RFC: TLAB allocation and garbage-first policy

Wed Sep 20 12:44:02 UTC 2017

I can think of several solutions.  One would be to cap the max tlab size as
we discussed yesterday.  Having a tlab be an entire region has some nice
performance characteristics but isn't really necessary, nor is it in the
spirit of tlabs.

Another potential solution would be to treat these regions specially.  When
a tlab allocation fails in a region we could fill that particular region
with a filler array.  Therefore we now have garbage.  This differs from
your solution in that regular regions that are perfectly happy with normal
sized tlab spaces available aren't going to get prematurely compacted.

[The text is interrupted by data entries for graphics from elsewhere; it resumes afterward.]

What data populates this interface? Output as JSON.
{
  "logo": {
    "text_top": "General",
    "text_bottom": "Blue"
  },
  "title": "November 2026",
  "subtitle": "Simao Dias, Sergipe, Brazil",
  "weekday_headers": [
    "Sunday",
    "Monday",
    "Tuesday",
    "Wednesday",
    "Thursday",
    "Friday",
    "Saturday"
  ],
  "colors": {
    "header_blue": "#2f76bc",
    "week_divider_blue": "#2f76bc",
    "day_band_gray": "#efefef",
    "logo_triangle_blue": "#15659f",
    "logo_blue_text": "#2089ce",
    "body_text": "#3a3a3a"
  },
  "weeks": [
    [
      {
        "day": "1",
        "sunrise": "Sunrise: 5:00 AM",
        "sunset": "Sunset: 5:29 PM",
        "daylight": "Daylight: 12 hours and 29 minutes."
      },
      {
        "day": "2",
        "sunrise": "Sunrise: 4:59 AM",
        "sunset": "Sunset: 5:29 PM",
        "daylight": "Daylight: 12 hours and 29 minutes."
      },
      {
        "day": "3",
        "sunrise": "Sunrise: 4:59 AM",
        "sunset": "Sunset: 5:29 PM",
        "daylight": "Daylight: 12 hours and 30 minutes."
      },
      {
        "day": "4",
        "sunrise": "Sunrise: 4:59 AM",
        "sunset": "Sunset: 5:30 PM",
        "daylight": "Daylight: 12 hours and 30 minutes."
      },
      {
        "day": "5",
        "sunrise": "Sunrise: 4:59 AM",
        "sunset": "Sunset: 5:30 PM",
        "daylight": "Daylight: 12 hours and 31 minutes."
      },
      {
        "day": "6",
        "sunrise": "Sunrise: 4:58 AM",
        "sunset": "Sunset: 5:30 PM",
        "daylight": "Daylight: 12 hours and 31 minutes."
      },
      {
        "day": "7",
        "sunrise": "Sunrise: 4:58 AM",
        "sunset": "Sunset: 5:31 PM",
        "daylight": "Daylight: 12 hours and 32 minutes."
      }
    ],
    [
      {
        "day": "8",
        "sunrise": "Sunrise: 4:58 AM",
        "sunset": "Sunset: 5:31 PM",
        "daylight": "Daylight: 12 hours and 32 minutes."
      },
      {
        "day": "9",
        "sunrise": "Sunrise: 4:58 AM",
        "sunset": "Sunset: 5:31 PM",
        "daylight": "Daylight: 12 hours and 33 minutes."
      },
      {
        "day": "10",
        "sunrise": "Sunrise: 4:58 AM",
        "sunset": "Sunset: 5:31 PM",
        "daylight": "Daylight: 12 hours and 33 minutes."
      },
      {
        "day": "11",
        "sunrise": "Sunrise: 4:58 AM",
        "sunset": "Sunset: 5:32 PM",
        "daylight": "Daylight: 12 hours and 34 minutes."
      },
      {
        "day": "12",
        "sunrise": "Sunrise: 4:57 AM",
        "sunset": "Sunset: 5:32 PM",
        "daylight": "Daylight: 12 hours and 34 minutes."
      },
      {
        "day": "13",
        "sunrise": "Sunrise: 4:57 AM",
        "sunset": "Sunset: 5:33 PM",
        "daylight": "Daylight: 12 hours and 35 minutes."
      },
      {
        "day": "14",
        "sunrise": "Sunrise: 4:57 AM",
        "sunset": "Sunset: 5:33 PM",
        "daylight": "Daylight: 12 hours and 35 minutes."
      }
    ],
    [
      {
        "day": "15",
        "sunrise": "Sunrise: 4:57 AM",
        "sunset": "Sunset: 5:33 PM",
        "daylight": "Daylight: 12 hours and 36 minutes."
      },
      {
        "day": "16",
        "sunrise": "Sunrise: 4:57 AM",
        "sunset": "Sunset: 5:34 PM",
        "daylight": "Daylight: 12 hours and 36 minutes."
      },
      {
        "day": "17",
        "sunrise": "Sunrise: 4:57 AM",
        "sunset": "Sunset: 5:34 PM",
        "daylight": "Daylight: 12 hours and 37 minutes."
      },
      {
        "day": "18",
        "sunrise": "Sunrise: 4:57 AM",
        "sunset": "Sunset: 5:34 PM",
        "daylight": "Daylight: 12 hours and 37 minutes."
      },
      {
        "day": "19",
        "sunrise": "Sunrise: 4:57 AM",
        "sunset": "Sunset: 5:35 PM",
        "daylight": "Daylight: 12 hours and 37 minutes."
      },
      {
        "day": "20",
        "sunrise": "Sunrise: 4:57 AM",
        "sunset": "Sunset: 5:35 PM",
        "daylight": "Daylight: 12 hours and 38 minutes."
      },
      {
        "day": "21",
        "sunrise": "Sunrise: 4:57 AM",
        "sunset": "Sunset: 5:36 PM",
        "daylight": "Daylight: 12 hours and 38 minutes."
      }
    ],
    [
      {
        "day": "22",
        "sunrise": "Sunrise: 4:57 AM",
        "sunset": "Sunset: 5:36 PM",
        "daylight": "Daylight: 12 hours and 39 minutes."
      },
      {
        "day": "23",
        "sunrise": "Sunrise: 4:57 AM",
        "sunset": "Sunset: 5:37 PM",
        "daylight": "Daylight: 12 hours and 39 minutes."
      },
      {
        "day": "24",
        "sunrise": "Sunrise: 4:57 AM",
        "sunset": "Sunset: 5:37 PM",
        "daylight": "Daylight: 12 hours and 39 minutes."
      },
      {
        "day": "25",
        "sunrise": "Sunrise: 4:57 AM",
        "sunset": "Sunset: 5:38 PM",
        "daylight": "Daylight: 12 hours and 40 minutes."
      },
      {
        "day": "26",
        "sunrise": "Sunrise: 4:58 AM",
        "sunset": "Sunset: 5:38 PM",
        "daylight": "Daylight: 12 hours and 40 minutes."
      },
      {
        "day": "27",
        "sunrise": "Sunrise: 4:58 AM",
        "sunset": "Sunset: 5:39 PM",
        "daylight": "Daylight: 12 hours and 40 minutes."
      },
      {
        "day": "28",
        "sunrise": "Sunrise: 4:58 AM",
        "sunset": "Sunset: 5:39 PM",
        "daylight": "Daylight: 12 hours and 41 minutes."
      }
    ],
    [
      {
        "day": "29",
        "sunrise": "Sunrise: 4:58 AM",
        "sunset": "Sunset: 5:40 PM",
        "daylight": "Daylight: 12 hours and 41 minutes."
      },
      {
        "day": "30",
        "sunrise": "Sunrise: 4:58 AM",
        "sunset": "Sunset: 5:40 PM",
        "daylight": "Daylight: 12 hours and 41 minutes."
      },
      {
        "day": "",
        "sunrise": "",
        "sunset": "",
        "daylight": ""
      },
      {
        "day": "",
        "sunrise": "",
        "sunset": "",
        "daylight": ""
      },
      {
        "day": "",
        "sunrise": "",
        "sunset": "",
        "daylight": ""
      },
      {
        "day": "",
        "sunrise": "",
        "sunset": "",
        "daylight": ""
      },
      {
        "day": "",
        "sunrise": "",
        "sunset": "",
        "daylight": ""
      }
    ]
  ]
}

One common measure of GC performance is bytes copied vs bytes reclaimed.  I
will grant you that in your particular situation your solution looks
attractive, but in a myriad of other situations you are actually
pessimizing GC performance in at least one metric.

Christine

On Wed, Sep 20, 2017 at 8:18 AM, Zhengyu Gu <zgu at redhat.com> wrote:

>
> Now to the fun part about our collection policy. Our collector policy
>> selects the regions by least
>> garbage, where garbage = used - live. So, if you have the fragmented 16M
>> region with used=128K, and
>> live=128K, it is exactly 0K garbage -- the least probable candidate. So
>> the region that become
>> fragmented due to the race in TLAB machinery is also never considered for
>> collection, because it is
>> below the ShenandoahGarbageThreshold!
>>
>
> Should this region be added back to free set after GC and be reused?
>
> -Zhengyu
>
>
>
>> This race further widens when we bias the TLAB and GCLAB allocations to
>> different sides of the heap,
>> and GCLABs take the most hit. You can clearly see the anomaly in
>> Visualizer after 10+ minutes of
>> LRUFragger run with 50 GB LDS on 100 GB heap (...and it drives into Full
>> GC shortly afterwards,
>> because free set got depleted due to fragmentation!):
>>    http://cr.openjdk.java.net/~shade/shenandoah/wip-tlab-race/
>> baseline-1.png
>>
>> Therefore, I propose we choose the regions by *live size*, not by
>> *garbage*, so that we can recover
>> by collecting (and evacuating) the regions with low live, not exactly
>> with high garbage. This should
>> help to recuperate from TLAB losses better. For full regions, both
>> metrics yield the same result.
>> For half-full regions, we would have a chance to compact them into
>> mostly-full, leaving more
>> fully-empty regions around.
>>
>> I mused about this on IRC yesterday, and today I see G1 does the same, see
>> CollectionSetChooser::should_add:
>>
>>    bool should_add(HeapRegion* hr) {
>>      assert(hr->is_marked(), "pre-condition");
>>      assert(!hr->is_young(), "should never consider young regions");
>>      return !hr->is_pinned() &&
>>              hr->live_bytes() < _region_live_threshold_bytes;  // <-----
>> here
>>    }
>>
>> ...and probably with the same rationale? Found these bugs:
>>    https://bugs.openjdk.java.net/browse/JDK-7132029
>>    https://bugs.openjdk.java.net/browse/JDK-7146242
>>
>> Prototype fix:
>>
>>    virtual bool region_in_collection_set(ShenandoahHeapRegion* r, size_t
>> immediate_garbage) {
>>      size_t threshold = ShenandoahHeapRegion::region_size_bytes() *
>> ShenandoahGarbageThreshold / 100;
>> -   return r->garbage() > threshold;
>> +   if (UseNewCode) {
>> +     return (ShenandoahHeapRegion::region_size_bytes() -
>> r->get_live_data_bytes()) > threshold;
>> +   } else {
>> +     return r->garbage() > threshold;
>> +   }
>>    }
>>
>> ...makes the issue disappear on the same workload running for 30+ minutes
>> (and no Full GCs!):
>>   http://cr.openjdk.java.net/~shade/shenandoah/wip-tlab-race/
>> patched-1.png
>>
>> Thoughts?
>>
>> Thanks,
>> -Aleksey
>>
>>
>>